[arin-discuss] neophyte IPv6 inital allocation and fee question

Paul Vixie vixie at isc.org
Thu Jul 8 11:18:27 EDT 2010


> Date: Thu, 8 Jul 2010 08:32:55 +0100
> From: <michael.dillon at bt.com>
> 
> > As a small ISP who really can't afford such an increase should we just
> > stop worrying about IPv6 at this time?  (honest question, I have plenty
> > of other issues with which to be concerned.)
> 
> Yes.  Not everyone has to get ready for IPv6 right now. In particular if
> you are dependent on upstream providers who have not yet made IPv6
> service available to you, then there is nothing wrong with putting it
> off.

i disagree.

> Ideally you wouldn't totally ignore it but get your technical people to
> do some experimenting with ULA addresses or a tunnel to he.net when they
> have some spare moments.

i think a tunnel, to he.net or elsewhere, is an necessary immediate step
even if it means renumbering when your physical upstreams gain ipv6
capability.

i also think experimenting, either with ULA or tunnels, is a necessary
immediate step for all providers, to be sure you've at least identified
all your non-ipv6-capable servers, routers, and business processes.

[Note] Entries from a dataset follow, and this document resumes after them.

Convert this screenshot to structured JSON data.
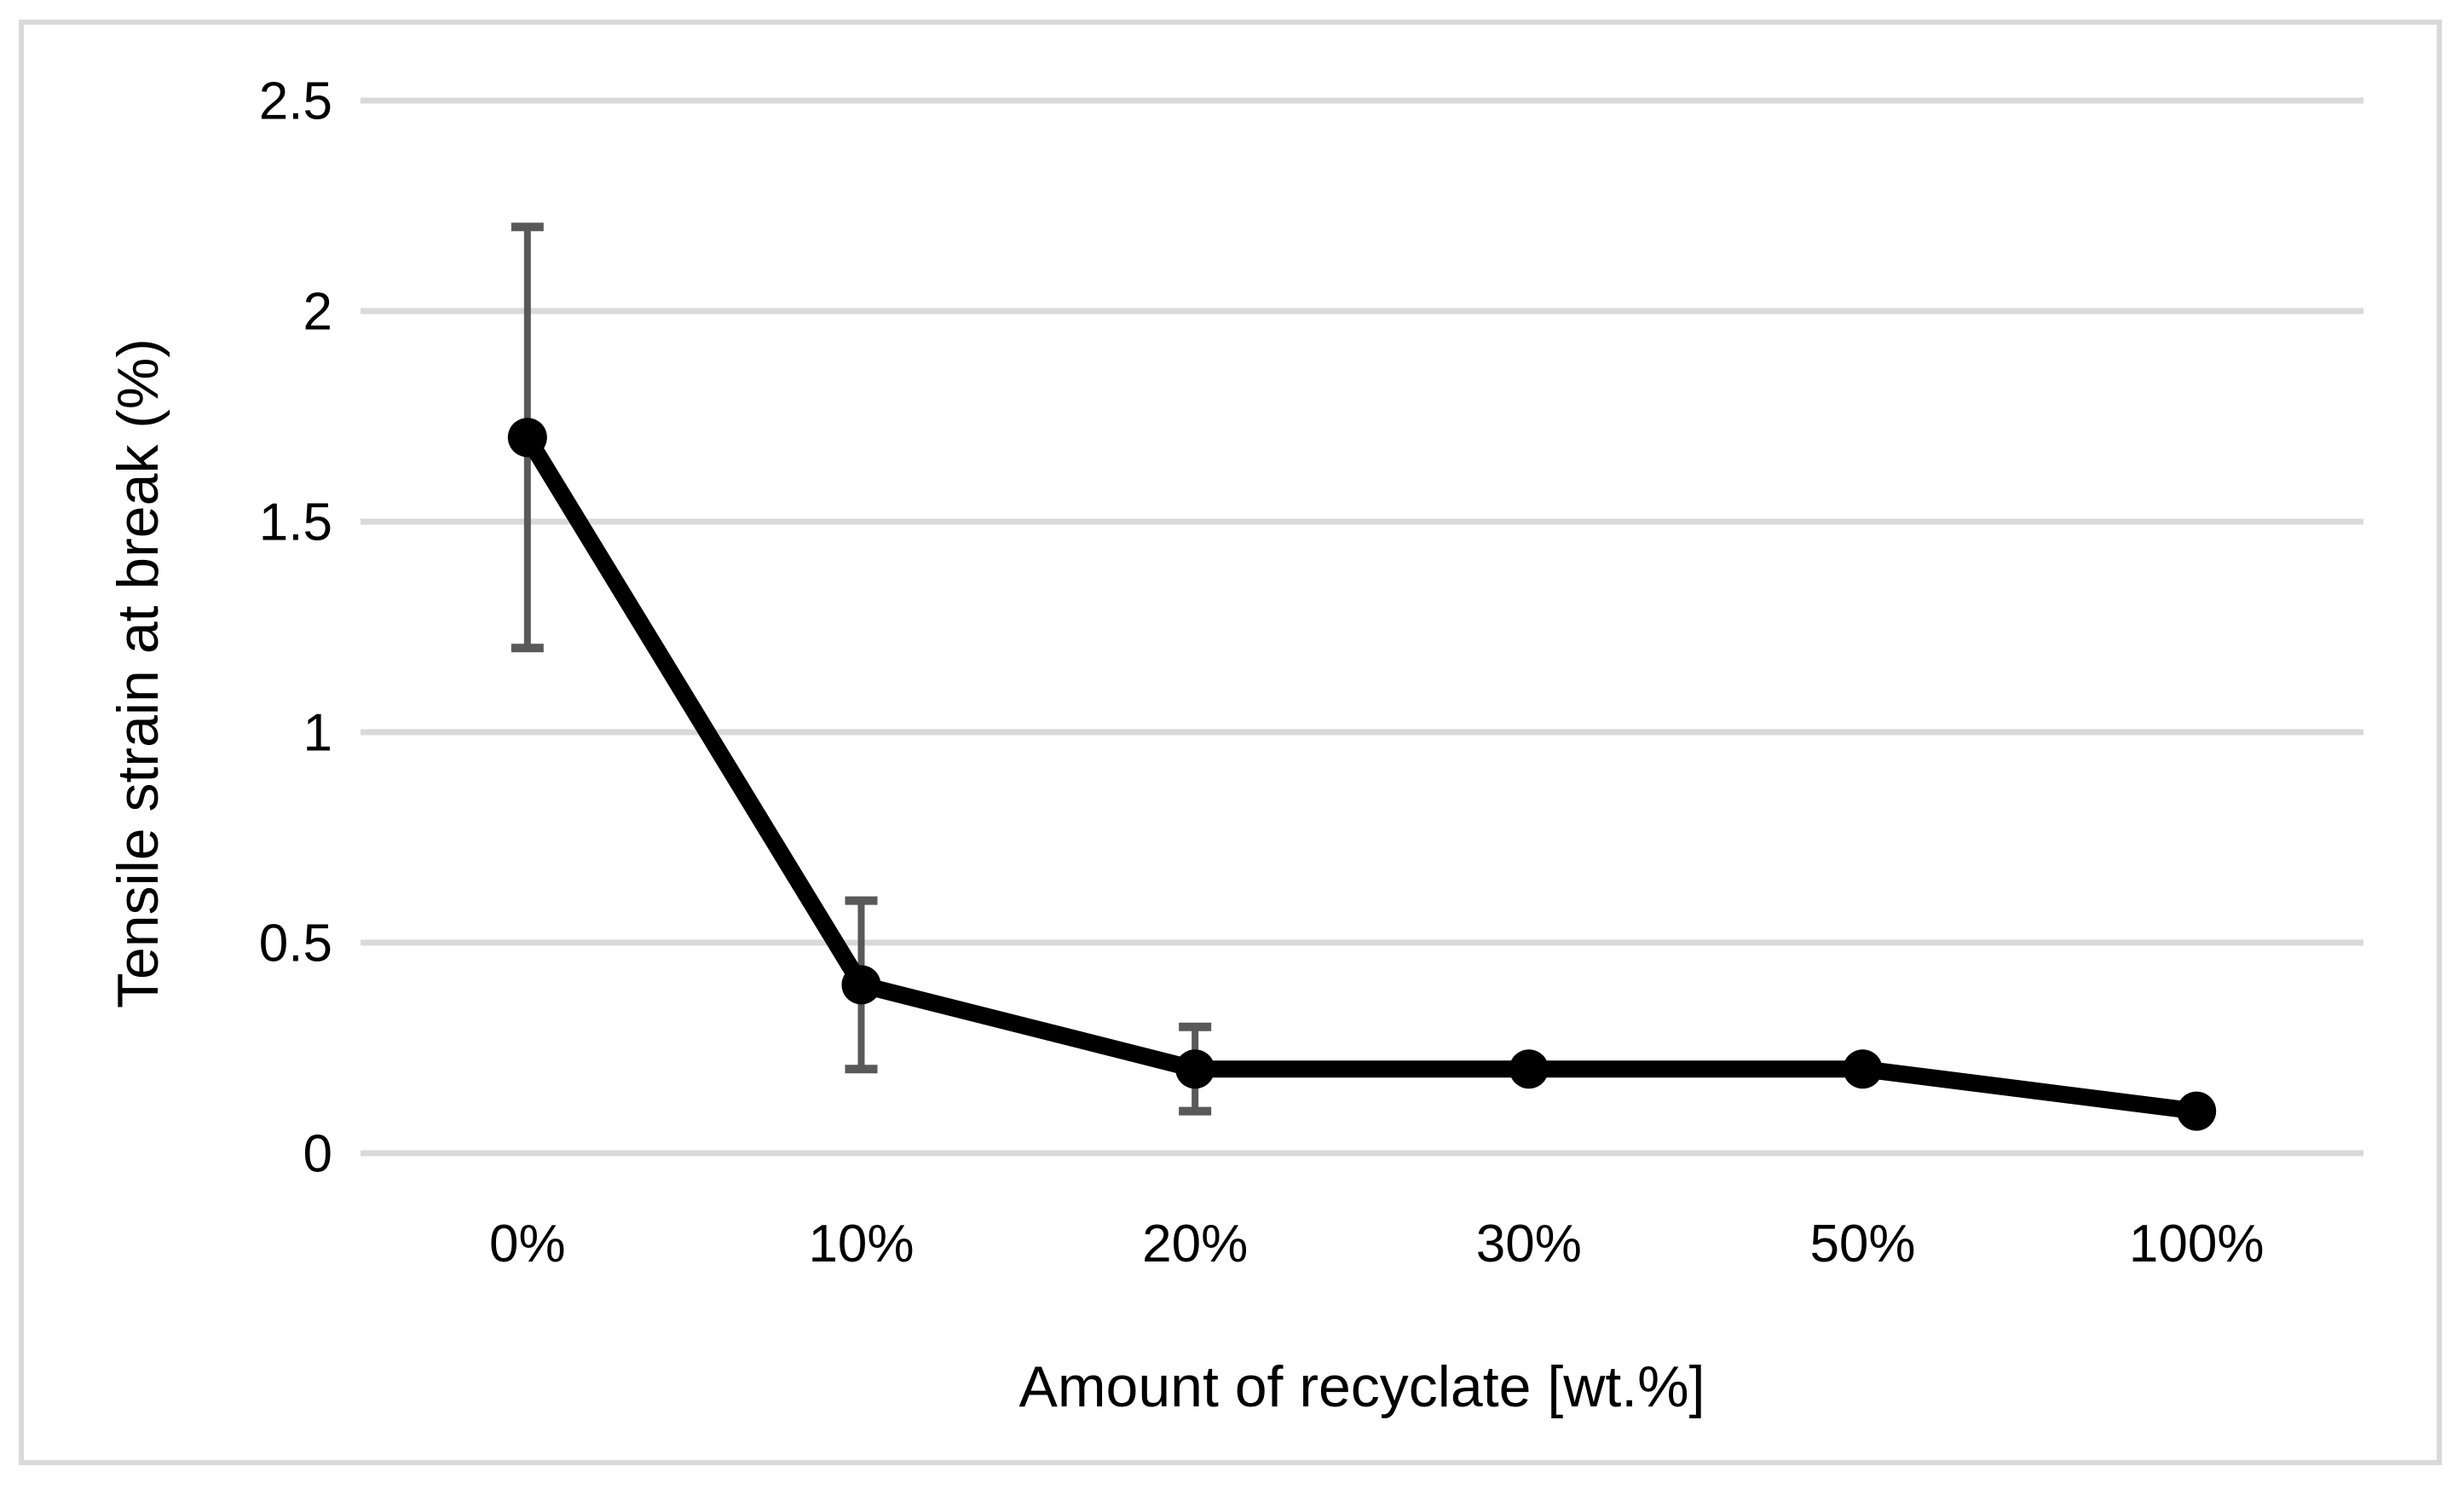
{
  "chart_data": {
    "type": "line",
    "title": "",
    "categories": [
      "0%",
      "10%",
      "20%",
      "30%",
      "50%",
      "100%"
    ],
    "series": [
      {
        "name": "Tensile strain at break",
        "values": [
          1.7,
          0.4,
          0.2,
          0.2,
          0.2,
          0.1
        ],
        "error_bars": [
          0.5,
          0.2,
          0.1,
          0,
          0,
          0
        ]
      }
    ],
    "xlabel": "Amount of recyclate [wt.%]",
    "ylabel": "Tensile strain at break (%)",
    "ylim": [
      0,
      2.5
    ],
    "yticks": [
      0,
      0.5,
      1,
      1.5,
      2,
      2.5
    ],
    "ytick_labels": [
      "0",
      "0.5",
      "1",
      "1.5",
      "2",
      "2.5"
    ],
    "xaxis_type": "category",
    "grid": "horizontal",
    "legend": "none",
    "marker": "filled-circle",
    "colors": {
      "line": "#000000",
      "marker": "#000000",
      "error_bar": "#595959",
      "gridline": "#d9d9d9",
      "border": "#d9d9d9",
      "background": "#ffffff",
      "text": "#000000"
    }
  }
}
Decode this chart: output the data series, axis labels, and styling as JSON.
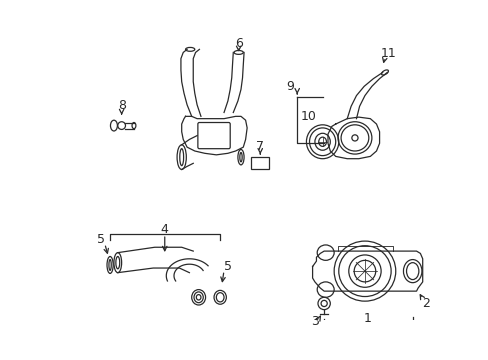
{
  "bg_color": "#ffffff",
  "line_color": "#2a2a2a",
  "lw": 0.9,
  "fig_w": 4.89,
  "fig_h": 3.6,
  "dpi": 100
}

> It is the national providers and large regional providers who have the
> biggest risk in not being ready with IPv6 when IPv4 runout occurs.

while that risk does increase dramatically with footprint and capital plant,
*noone* in this business can afford the risk of completely ignoring ipv6.

i'm reminded of the math for getting as many survivors as possible from a
burning building.  the most important ingredients are avoiding panic, and
beginning the evacuation as early as possible, ideally before there's even
an obvious need for urgency.

i strongly recommend that all of us get ipv6 working before there's urgency.